4. Costs: There are no projected costs to regulated parties who may be affected by the proposed regulation. There are no projected costs to the Board, State and local governments.
5. Local government mandates: The proposed regulation does not impose any mandate, duty or responsibility upon any municipality or governmental entity. Self-insured municipalities may use a medical portal if they are able. If the self-insured municipality does not have internet access, it may continue to receive requests by paper.
6. Paperwork: The proposed amendment does not impose any additional paperwork on system participants.
7. Duplication: There is no duplication of State or federal regulations or standards.
8. Alternatives: There were no significant alternative proposals under consideration.
9. Federal standards: There are no applicable federal standards which address the standards contained in the proposed regulation.
10. Compliance schedule: There are no impediments to compliance that require scheduling.
Regulatory Flexibility Analysis
1. Effect of rule: The proposed amendment will not affect employers, as defined in WCL § 2(3), including the State, municipal corporations, fire districts, public authorities and political subdivisions, who appear before the Board on matters relating to Workers’ Compensation claims. The rule does not impact small businesses or local governments as employers or medical providers.
2. Compliance requirements: The proposed regulation does not require any action by small businesses or local governments. The proposed regulation does not impose or require any reporting requirements or additional paperwork on the part of small businesses or local government.
3. Professional services: Small businesses and local governments will not have to engage any professional services as a result of the proposed regulation.
4. Compliance costs: Small businesses and local governments will not incur any compliance costs as a result of this proposed regulation.
5. Economic and technological feasibility: Small businesses and local governments will not incur any capital costs or annual operating costs or be required to purchase or update technological equipment as a result of the proposed regulation.
6. Minimizing adverse impact: The proposed regulation will have no adverse economic impact on small businesses or local governments.
7. Small business and local government participation: Although the proposed regulation does not adversely impact on public or private entities, the Board requested comment on the proposed regulation from the Business Council of New York State.
Rural Area Flexibility Analysis
1. Types and estimated numbers of rural areas: The proposed regulation should not affect employers, as defined in WCL § 2(3), in rural areas, including municipal corporations, fire districts, public authorities and political subdivisions, who appear before the Board on matters relating to Workers’ Compensation claims.

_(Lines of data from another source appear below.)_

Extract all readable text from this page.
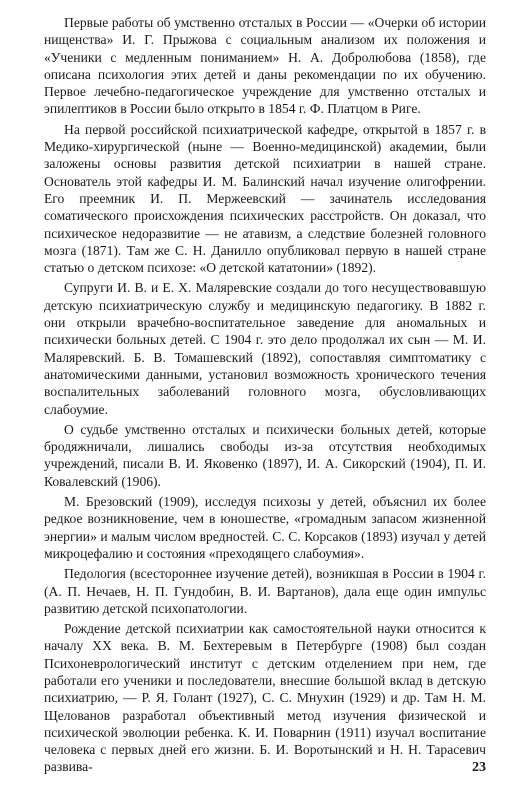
Первые работы об умственно отсталых в России — «Очерки об истории нищенства» И. Г. Прыжова с социальным анализом их положения и «Ученики с медленным пониманием» Н. А. Добролюбова (1858), где описана психология этих детей и даны рекомендации по их обучению. Первое лечебно-педагогическое учреждение для умственно отсталых и эпилептиков в России было открыто в 1854 г. Ф. Платцом в Риге.

На первой российской психиатрической кафедре, открытой в 1857 г. в Медико-хирургической (ныне — Военно-медицинской) академии, были заложены основы развития детской психиатрии в нашей стране. Основатель этой кафедры И. М. Балинский начал изучение олигофрении. Его преемник И. П. Мержеевский — зачинатель исследования соматического происхождения психических расстройств. Он доказал, что психическое недоразвитие — не атавизм, а следствие болезней головного мозга (1871). Там же С. Н. Данилло опубликовал первую в нашей стране статью о детском психозе: «О детской кататонии» (1892).

Супруги И. В. и Е. Х. Маляревские создали до того несуществовавшую детскую психиатрическую службу и медицинскую педагогику. В 1882 г. они открыли врачебно-воспитательное заведение для аномальных и психически больных детей. С 1904 г. это дело продолжал их сын — М. И. Маляревский. Б. В. Томашевский (1892), сопоставляя симптоматику с анатомическими данными, установил возможность хронического течения воспалительных заболеваний головного мозга, обусловливающих слабоумие.

О судьбе умственно отсталых и психически больных детей, которые бродяжничали, лишались свободы из-за отсутствия необходимых учреждений, писали В. И. Яковенко (1897), И. А. Сикорский (1904), П. И. Ковалевский (1906).

М. Брезовский (1909), исследуя психозы у детей, объяснил их более редкое возникновение, чем в юношестве, «громадным запасом жизненной энергии» и малым числом вредностей. С. С. Корсаков (1893) изучал у детей микроцефалию и состояния «преходящего слабоумия».

Педология (всестороннее изучение детей), возникшая в России в 1904 г. (А. П. Нечаев, Н. П. Гундобин, В. И. Вартанов), дала еще один импульс развитию детской психопатологии.

Рождение детской психиатрии как самостоятельной науки относится к началу XX века. В. М. Бехтеревым в Петербурге (1908) был создан Психоневрологический институт с детским отделением при нем, где работали его ученики и последователи, внесшие большой вклад в детскую психиатрию, — Р. Я. Голант (1927), С. С. Мнухин (1929) и др. Там Н. М. Щелованов разработал объективный метод изучения физической и психической эволюции ребенка. К. И. Поварнин (1911) изучал воспитание человека с первых дней его жизни. Б. И. Воротынский и Н. Н. Тарасевич развива-	23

2. Reporting, recordkeeping and other compliance requirements; and professional services: The proposed regulation does not require any action whatsoever by small businesses or local governments in rural areas.
3. Costs: Small businesses and local governments in rural areas will not incur any capital costs, annual operating costs or any compliance costs as a result of the proposed regulation.

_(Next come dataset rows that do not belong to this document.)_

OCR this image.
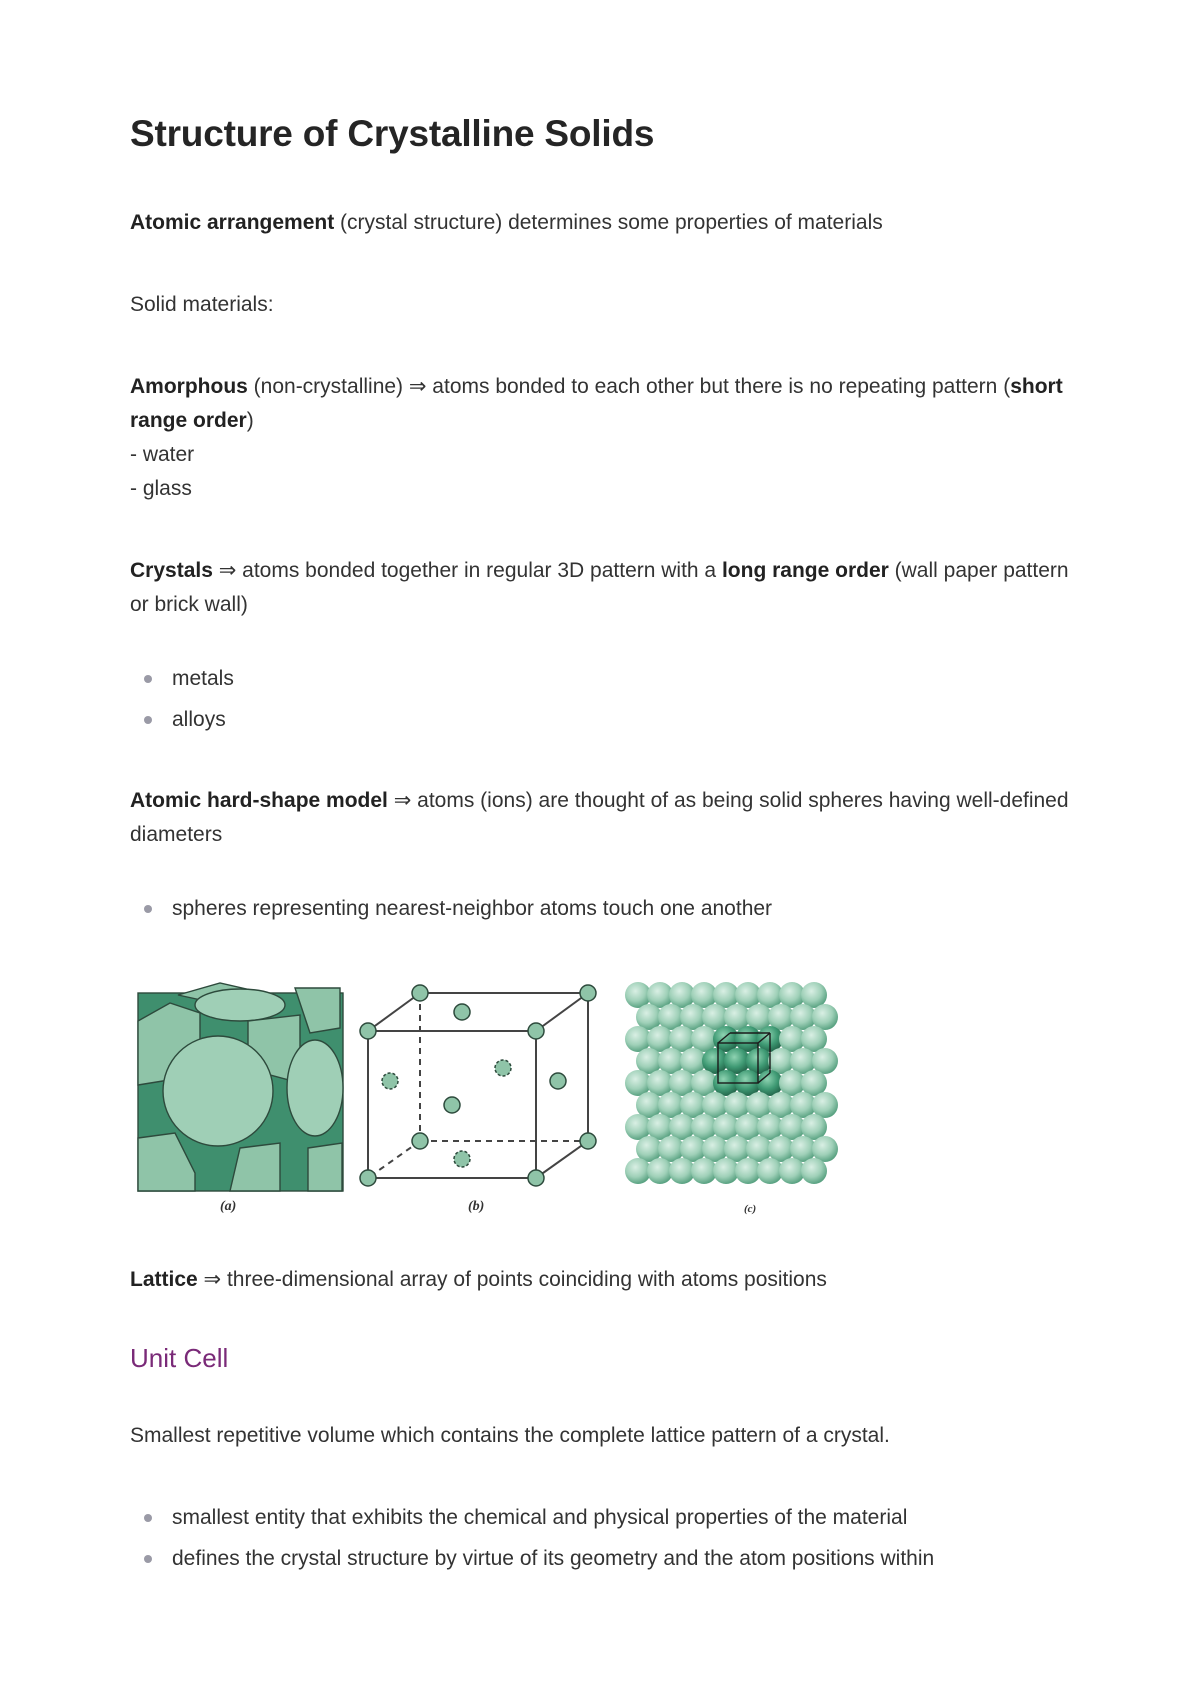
Structure of Crystalline Solids

Atomic arrangement (crystal structure) determines some properties of materials

Solid materials:

Amorphous (non-crystalline) ⇒ atoms bonded to each other but there is no repeating pattern (short range order)

- water

- glass

Crystals ⇒ atoms bonded together in regular 3D pattern with a long range order (wall paper pattern or brick wall)

metals
alloys

Atomic hard-shape model ⇒ atoms (ions) are thought of as being solid spheres having well-defined diameters

spheres representing nearest-neighbor atoms touch one another
(a)	(b)	(c)

Lattice ⇒ three-dimensional array of points coinciding with atoms positions

Unit Cell

Smallest repetitive volume which contains the complete lattice pattern of a crystal.

smallest entity that exhibits the chemical and physical properties of the material
defines the crystal structure by virtue of its geometry and the atom positions within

4. Minimizing adverse impact: The proposed regulation will have no adverse economic impact on small businesses or local governments in rural areas.
5. Rural area participation: Because the proposed amendment should have no impact on rural areas, the Board has not conducted outreach regarding the proposed amendment.
Job Impact Statement
The proposed rule will not have an adverse impact on jobs. The proposed rule amends Section 324.4 of 12 NYCRR to provide an alternative process for the prompt resolution of administrative appeals. The rule does not eliminate any existing process, procedure, or program, and will not result in an adverse impact on jobs.